Eine Fülle von einzelnen Baumaßnahmen seien notwendig gewesen, so Hain. Längst hätten nicht nur die Zimmer auf einen modernen Stand gebracht und insbesondere die Bäder komplett erneuert werden müssen. Auch und vor allem habe man ein komplettes Stockwerk auf den Westflügel gesetzt. Und völlig neu gebaut worden sei auf der anderen Seite der Anlage, im Ostflügel, ein "Bewegungsbad". Ebenso seien dort auch viele Therapieräume geschaffen worden.

Die Patienten sollen sich in der Klinik am Bayerischen Meer, so der Anspruch, den Freiberger erhebt, wohlfühlen: So werden im Altbau auch ein Restaurant und eine Caféteria eingerichtet. Einige Tische stehen künftig auch auf der Terrasse - in unmittelbarer Nähe zum Wasser. Und der eine oder andere kann dann womöglich auch einmal zum Segeln gehen. Ein Steg gehört zumindest auch zum "Medical Park Chiemseeblick".

Mit der Aufstockung des Westflügels hat das Unternehmen nicht jedermanns Geschmack getroffen. Doch dass dieser Trakt nun aussehe wie ein "Schuhkarton" kann Hain nicht nachvollziehen. Für ihn ist er "optisch gelungen und funktionell". Am Anfang der Planung seien "unterschiedliche Dachformen" im Gespräch gewesen. Auf Vorschlag der Denkmalschutzbehörde sei der Westflügel so entstanden, wie er sich jetzt präsentiere. "Wir haben uns überzeugen lassen. Wir sind den Weg mitgegangen."

Das frühere Rasthaus habe sich, wie Hain im Rückblick auf den Umbau sagte, "sehr gut" für die Einrichtung einer Klinik geeignet. So verfüge das Gebäude nicht nur über breite Gänge, die man für den Transport von Betten benötige. Ebenso sei in dem Gebäude viel Platz vorhanden gewesen, Aufzüge zu bauen. Und die Zimmer hätten von Haus aus die "richtige Größe" besessen, die für eine Beherbergung der Patienten benötigt würde.

Rund 200 Arbeitsplätze entstehen mit dem "Medical Park Chiemseeblick". Die Keimzelle der Klinik bildet die Fachabteilung Psychosomatik der Klinik "Medical Park Prien Kronprinz". Die Abteilung zieht von Prien nach Bernau ans Chiemseeufer.
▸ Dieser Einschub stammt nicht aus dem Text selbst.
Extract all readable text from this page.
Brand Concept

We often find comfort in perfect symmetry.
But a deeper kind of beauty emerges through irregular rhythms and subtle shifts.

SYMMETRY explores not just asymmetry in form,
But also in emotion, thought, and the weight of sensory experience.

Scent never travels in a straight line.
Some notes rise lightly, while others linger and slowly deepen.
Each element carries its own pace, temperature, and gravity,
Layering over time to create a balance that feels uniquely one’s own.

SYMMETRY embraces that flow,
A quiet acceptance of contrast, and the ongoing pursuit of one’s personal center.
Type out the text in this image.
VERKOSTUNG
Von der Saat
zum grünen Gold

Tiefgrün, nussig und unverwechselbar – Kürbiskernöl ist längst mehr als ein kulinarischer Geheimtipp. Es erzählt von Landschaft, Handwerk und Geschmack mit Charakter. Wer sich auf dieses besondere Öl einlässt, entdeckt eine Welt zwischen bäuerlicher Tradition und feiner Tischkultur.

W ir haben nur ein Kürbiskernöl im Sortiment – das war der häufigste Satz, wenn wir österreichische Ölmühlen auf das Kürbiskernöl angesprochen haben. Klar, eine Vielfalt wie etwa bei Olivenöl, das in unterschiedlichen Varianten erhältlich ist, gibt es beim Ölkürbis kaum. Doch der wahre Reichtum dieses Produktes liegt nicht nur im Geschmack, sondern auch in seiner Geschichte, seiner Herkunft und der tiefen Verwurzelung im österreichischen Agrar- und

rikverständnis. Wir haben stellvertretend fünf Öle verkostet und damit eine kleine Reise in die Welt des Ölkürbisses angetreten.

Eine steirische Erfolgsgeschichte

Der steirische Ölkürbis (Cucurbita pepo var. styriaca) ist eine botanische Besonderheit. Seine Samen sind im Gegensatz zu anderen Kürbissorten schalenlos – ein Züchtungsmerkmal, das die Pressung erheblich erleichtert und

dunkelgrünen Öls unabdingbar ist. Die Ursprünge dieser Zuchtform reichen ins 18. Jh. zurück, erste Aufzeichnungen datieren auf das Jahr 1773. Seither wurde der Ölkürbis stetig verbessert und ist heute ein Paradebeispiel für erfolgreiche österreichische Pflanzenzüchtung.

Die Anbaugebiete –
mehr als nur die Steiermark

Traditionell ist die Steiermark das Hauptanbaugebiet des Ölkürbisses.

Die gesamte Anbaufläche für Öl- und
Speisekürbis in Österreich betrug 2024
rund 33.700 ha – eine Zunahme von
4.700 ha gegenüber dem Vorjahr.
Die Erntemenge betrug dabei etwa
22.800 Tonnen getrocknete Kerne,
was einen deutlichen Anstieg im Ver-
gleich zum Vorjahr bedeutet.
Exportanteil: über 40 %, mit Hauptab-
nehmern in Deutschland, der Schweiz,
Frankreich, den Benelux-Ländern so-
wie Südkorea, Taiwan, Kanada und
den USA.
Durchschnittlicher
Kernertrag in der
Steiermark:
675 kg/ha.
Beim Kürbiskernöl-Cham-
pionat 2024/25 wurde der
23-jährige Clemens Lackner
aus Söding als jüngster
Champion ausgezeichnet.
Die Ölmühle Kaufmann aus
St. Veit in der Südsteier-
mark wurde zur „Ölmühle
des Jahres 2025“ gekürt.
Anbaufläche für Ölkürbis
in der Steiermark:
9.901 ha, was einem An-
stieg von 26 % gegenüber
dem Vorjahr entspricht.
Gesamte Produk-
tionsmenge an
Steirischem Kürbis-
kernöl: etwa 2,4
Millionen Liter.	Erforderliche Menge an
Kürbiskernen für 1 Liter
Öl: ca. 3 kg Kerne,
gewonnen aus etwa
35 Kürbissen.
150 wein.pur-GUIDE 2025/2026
Über 30 Mitarbeiter gehen mit - 175 Stellen für Ärzte, Therapeuten und Pflegepersonal sind neu zu besetzen. "Wir haben schon über 1000 Bewerbungen erhalten", sagte Hain.

Drei Kliniken unterhält das Unternehmen Freiberger künftig am Chiemsee: den "Medical Park Prien Kronprinz" sowie in Bernau den "Medical Park Chiemsee" und den "Medical Park Chiemseeblick". Und mit dann insgesamt rund 600 Betten ergebe sich für den größten Reha-Betrieb in Bayern ein "zweiter Schwerpunkt" am Bayerischen Meer - neben dem Tegernseer Tal mit dem "Medical Park Bad Wiessee St. Hubertus" und 500 Betten.